Wees eerlijk: we spreken dikwijls de verkeerde verandertaal. Veel te onpersoonlijk, nietszeggend, vaag, functioneel en dus zielloos en verhullend wat we eigenlijk bedoelen. Geen wonder dat dit weerstand oplevert…

Traditionele advies-, managementtaal is mijns inziens helemaal niet gericht op veranderen maar op “wegmaken” en verhullen. Het is communiceren vanuit angst (=ego) onder een laagje van professionele zekerheid. We spelen een ego-spel met conceptuele beelden van situaties en mensen die alleen maar bestaat in ons verstand en gevoel. Door deze te functionele en abstracte wijze van communiceren ontstaat afstand, wantrouwen en weerstand bij je medewerkers.

Je kunt dit bij jezelf merken omdat je moe wordt van het luisteren.

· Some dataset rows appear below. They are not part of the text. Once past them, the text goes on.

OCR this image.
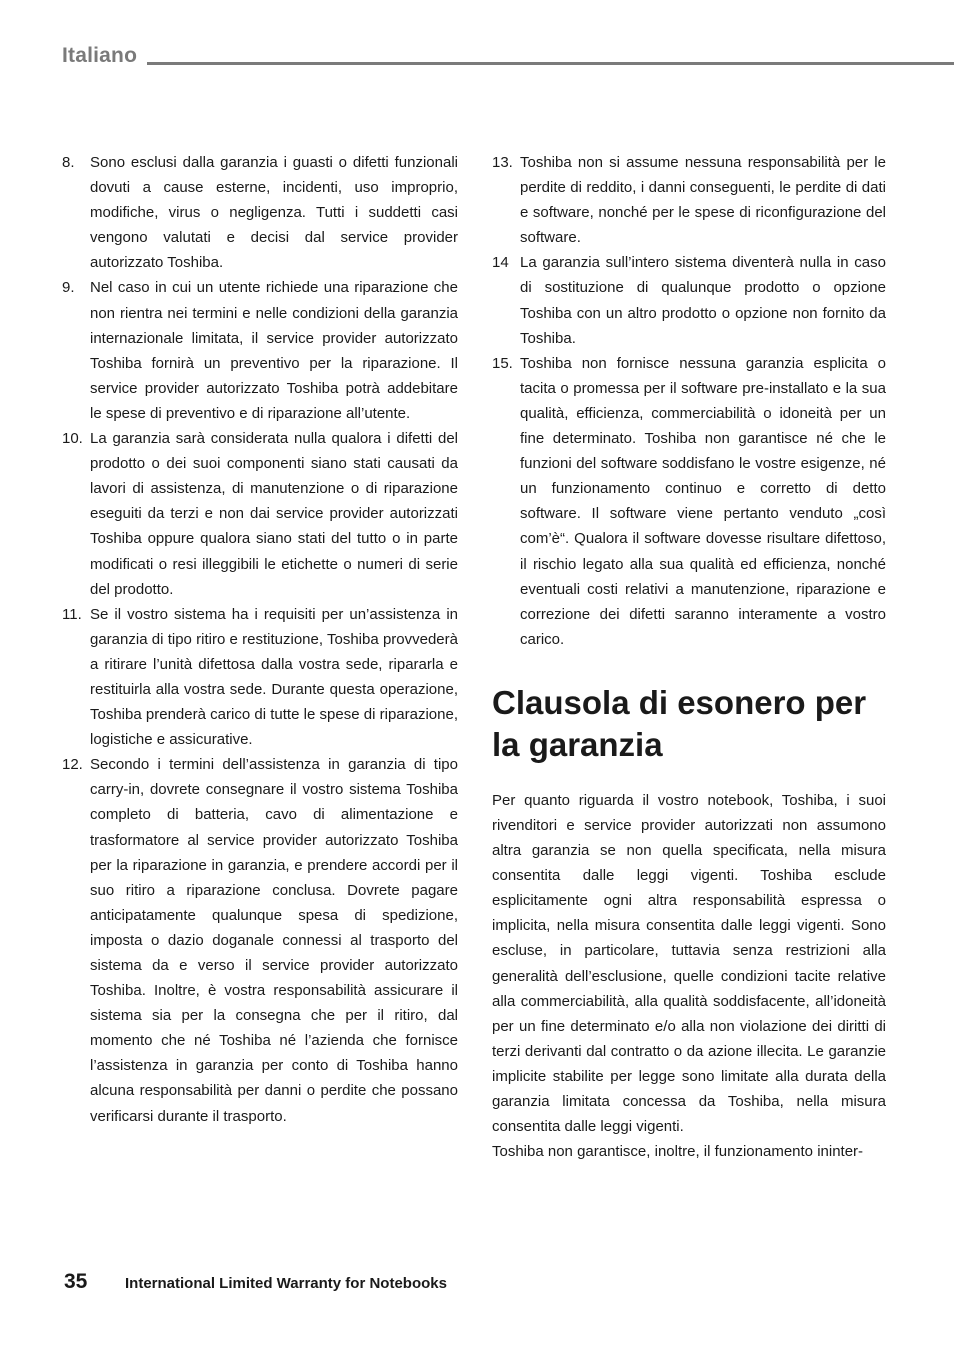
Italiano
8. Sono esclusi dalla garanzia i guasti o difetti funzionali dovuti a cause esterne, incidenti, uso improprio, modifiche, virus o negligenza. Tutti i suddetti casi vengono valutati e decisi dal service provider autorizzato Toshiba.
9. Nel caso in cui un utente richiede una riparazione che non rientra nei termini e nelle condizioni della garanzia internazionale limitata, il service provider autorizzato Toshiba fornirà un preventivo per la riparazione. Il service provider autorizzato Toshiba potrà addebitare le spese di preventivo e di riparazione all’utente.
10. La garanzia sarà considerata nulla qualora i difetti del prodotto o dei suoi componenti siano stati causati da lavori di assistenza, di manutenzione o di riparazione eseguiti da terzi e non dai service provider autorizzati Toshiba oppure qualora siano stati del tutto o in parte modificati o resi illeggibili le etichette o numeri di serie del prodotto.
11. Se il vostro sistema ha i requisiti per un’assistenza in garanzia di tipo ritiro e restituzione, Toshiba provvederà a ritirare l’unità difettosa dalla vostra sede, ripararla e restituirla alla vostra sede. Durante questa operazione, Toshiba prenderà carico di tutte le spese di riparazione, logistiche e assicurative.
12. Secondo i termini dell’assistenza in garanzia di tipo carry-in, dovrete consegnare il vostro sistema Toshiba completo di batteria, cavo di alimentazione e trasformatore al service provider autorizzato Toshiba per la riparazione in garanzia, e prendere accordi per il suo ritiro a riparazione conclusa. Dovrete pagare anticipatamente qualunque spesa di spedizione, imposta o dazio doganale connessi al trasporto del sistema da e verso il service provider autorizzato Toshiba. Inoltre, è vostra responsabilità assicurare il sistema sia per la consegna che per il ritiro, dal momento che né Toshiba né l’azienda che fornisce l’assistenza in garanzia per conto di Toshiba hanno alcuna responsabilità per danni o perdite che possano verificarsi durante il trasporto.
13. Toshiba non si assume nessuna responsabilità per le perdite di reddito, i danni conseguenti, le perdite di dati e software, nonché per le spese di riconfigurazione del software.
14 La garanzia sull’intero sistema diventerà nulla in caso di sostituzione di qualunque prodotto o opzione Toshiba con un altro prodotto o opzione non fornito da Toshiba.
15. Toshiba non fornisce nessuna garanzia esplicita o tacita o promessa per il software pre-installato e la sua qualità, efficienza, commerciabilità o idoneità per un fine determinato. Toshiba non garantisce né che le funzioni del software soddisfano le vostre esigenze, né un funzionamento continuo e corretto di detto software. Il software viene pertanto venduto „così com’è“. Qualora il software dovesse risultare difettoso, il rischio legato alla sua qualità ed efficienza, nonché eventuali costi relativi a manutenzione, riparazione e correzione dei difetti saranno interamente a vostro carico.
Clausola di esonero per la garanzia

Per quanto riguarda il vostro notebook, Toshiba, i suoi rivenditori e service provider autorizzati non assumono altra garanzia se non quella specificata, nella misura consentita dalle leggi vigenti. Toshiba esclude esplicitamente ogni altra responsabilità espressa o implicita, nella misura consentita dalle leggi vigenti. Sono escluse, in particolare, tuttavia senza restrizioni alla generalità dell’esclusione, quelle condizioni tacite relative alla commerciabilità, alla qualità soddisfacente, all’idoneità per un fine determinato e/o alla non violazione dei diritti di terzi derivanti dal contratto o da azione illecita. Le garanzie implicite stabilite per legge sono limitate alla durata della garanzia limitata concessa da Toshiba, nella misura consentita dalle leggi vigenti.

Toshiba non garantisce, inoltre, il funzionamento ininter-

35	International Limited Warranty for Notebooks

Het gesprek kost je energie.

Hoewel deze communicatie “professioneel” wordt genoemd is het dat niet aangezien alleen het verstand hierin een dominante rol vervult. Inhoud wordt losgekoppeld door de betekenis die personen geven aan situatie, mensen en dingen. Er is geen eenduidige definitie van de woorden: ’kwaliteit’, ‘goed’, ‘beter’, ‘toegevoegde waarde’, ‘de klant’, ‘professioneel’ etc.

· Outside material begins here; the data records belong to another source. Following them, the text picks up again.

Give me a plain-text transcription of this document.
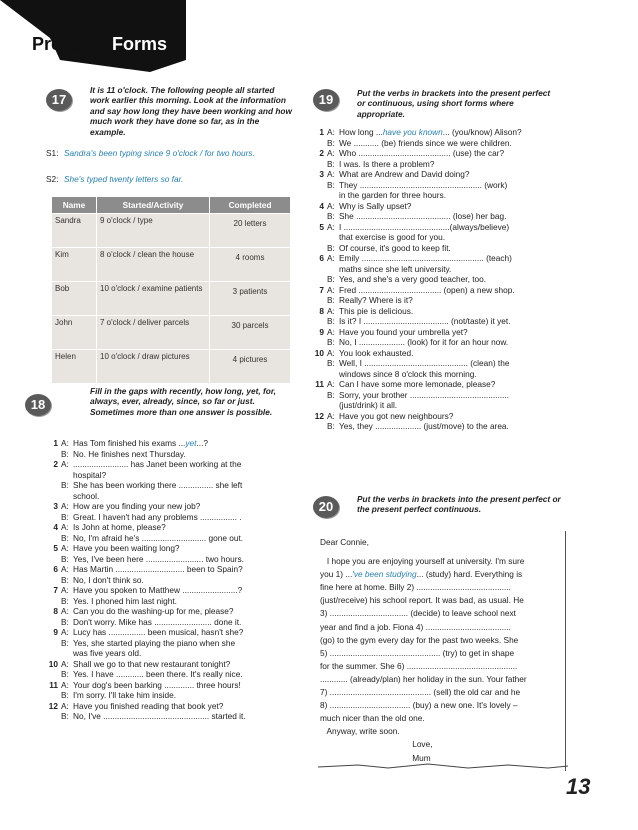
UNIT 1
Present Forms
17
It is 11 o'clock. The following people all started work earlier this morning. Look at the information and say how long they have been working and how much work they have done so far, as in the example.
S1: Sandra's been typing since 9 o'clock / for two hours.
S2: She's typed twenty letters so far.
Name	Started/Activity	Completed
Sandra	9 o'clock / type	20 letters
Kim	8 o'clock / clean the house	4 rooms
Bob	10 o'clock / examine patients	3 patients
John	7 o'clock / deliver parcels	30 parcels
Helen	10 o'clock / draw pictures	4 pictures
18
Fill in the gaps with recently, how long, yet, for, always, ever, already, since, so far or just. Sometimes more than one answer is possible.
1 A: Has Tom finished his exams ...yet...?
B: No. He finishes next Thursday.
2 A: ........................ has Janet been working at the
hospital?
B: She has been working there ............... she left
school.
3 A: How are you finding your new job?
B: Great. I haven't had any problems ................ .
4 A: Is John at home, please?
B: No, I'm afraid he's ............................ gone out.
5 A: Have you been waiting long?
B: Yes, I've been here ......................... two hours.
6 A: Has Martin .............................. been to Spain?
B: No, I don't think so.
7 A: Have you spoken to Matthew ........................?
B: Yes. I phoned him last night.
8 A: Can you do the washing-up for me, please?
B: Don't worry. Mike has ......................... done it.
9 A: Lucy has ................ been musical, hasn't she?
B: Yes, she started playing the piano when she
was five years old.
10 A: Shall we go to that new restaurant tonight?
B: Yes. I have ............ been there. It's really nice.
11 A: Your dog's been barking ............. three hours!
B: I'm sorry. I'll take him inside.
12 A: Have you finished reading that book yet?
B: No, I've .............................................. started it.
19	Put the verbs in brackets into the present perfect or continuous, using short forms where appropriate.
1 A: How long ...have you known... (you/know) Alison?
B: We ........... (be) friends since we were children.
2 A: Who ........................................ (use) the car?
B: I was. Is there a problem?
3 A: What are Andrew and David doing?
B: They ..................................................... (work)
in the garden for three hours.
4 A: Why is Sally upset?
B: She ......................................... (lose) her bag.
5 A: I ..............................................(always/believe)
that exercise is good for you.
B: Of course, it's good to keep fit.
6 A: Emily ..................................................... (teach)
maths since she left university.
B: Yes, and she's a very good teacher, too.
7 A: Fred .................................... (open) a new shop.
B: Really? Where is it?
8 A: This pie is delicious.
B: Is it? I ..................................... (not/taste) it yet.
9 A: Have you found your umbrella yet?
B: No, I .................... (look) for it for an hour now.
10 A: You look exhausted.
B: Well, I ............................................. (clean) the
windows since 8 o'clock this morning.
11 A: Can I have some more lemonade, please?
B: Sorry, your brother ...........................................
(just/drink) it all.
12 A: Have you got new neighbours?
B: Yes, they .................... (just/move) to the area.
20	Put the verbs in brackets into the present perfect or the present perfect continuous.
Dear Connie,
I hope you are enjoying yourself at university. I'm sure
you 1) ...'ve been studying... (study) hard. Everything is
fine here at home. Billy 2) .........................................
(just/receive) his school report. It was bad, as usual. He
3) .................................. (decide) to leave school next
year and find a job. Fiona 4) .....................................
(go) to the gym every day for the past two weeks. She
5) ................................................ (try) to get in shape
for the summer. She 6) ................................................
............ (already/plan) her holiday in the sun. Your father
7) ............................................ (sell) the old car and he
8) ................................... (buy) a new one. It's lovely –
much nicer than the old one.
Anyway, write soon.
Love,
Mum
13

Dit geeft aanleiding tot misverstanden, definitieproblemen, verwarring en oplaaiende conflicten. Conflicten horen bij samenwerkingen maar er gaat door dergelijke blokkades en stagnerende communicatie heel veel tijd en energie verloren, wat uiteindelijk ten koste gaat van kwaliteit en resultaten.

Vraag te veranderen

Ik denk dat je gewoon een persoonlijk beroep moet doen op mensen. Dat wil zeggen het gewoon aan ze te VRAGEN! Laat maar duidelijk zien en horen wat JIJ echt anders wil.

Bijvoorbeeld: “Joop, ik wil je graag je ondersteunen om het arboniveau op de afdeling te verbeteren. Ik heb daar wat ideeën over. Zou je hierin mee willen denken en je bijdrage willen leveren aan deze verandering? Ik weet dat je weinig tijd hebt maar ik denk dat de verandering je in de toekomst veel zal opleveren….. “

Dit is geen oproep om weer jaren “70 “soft” te gaan communiceren. Integendeel, je bent uiterst direct, feitelijk en spreekt vanuit jezelf (persoonlijk) met de ander. Dit is voor veel adviseurs (en leidinggevenden) nog verre van makkelijk. Het is de moeite waard om te doen. Je zult verbaasd zijn over de resultaten.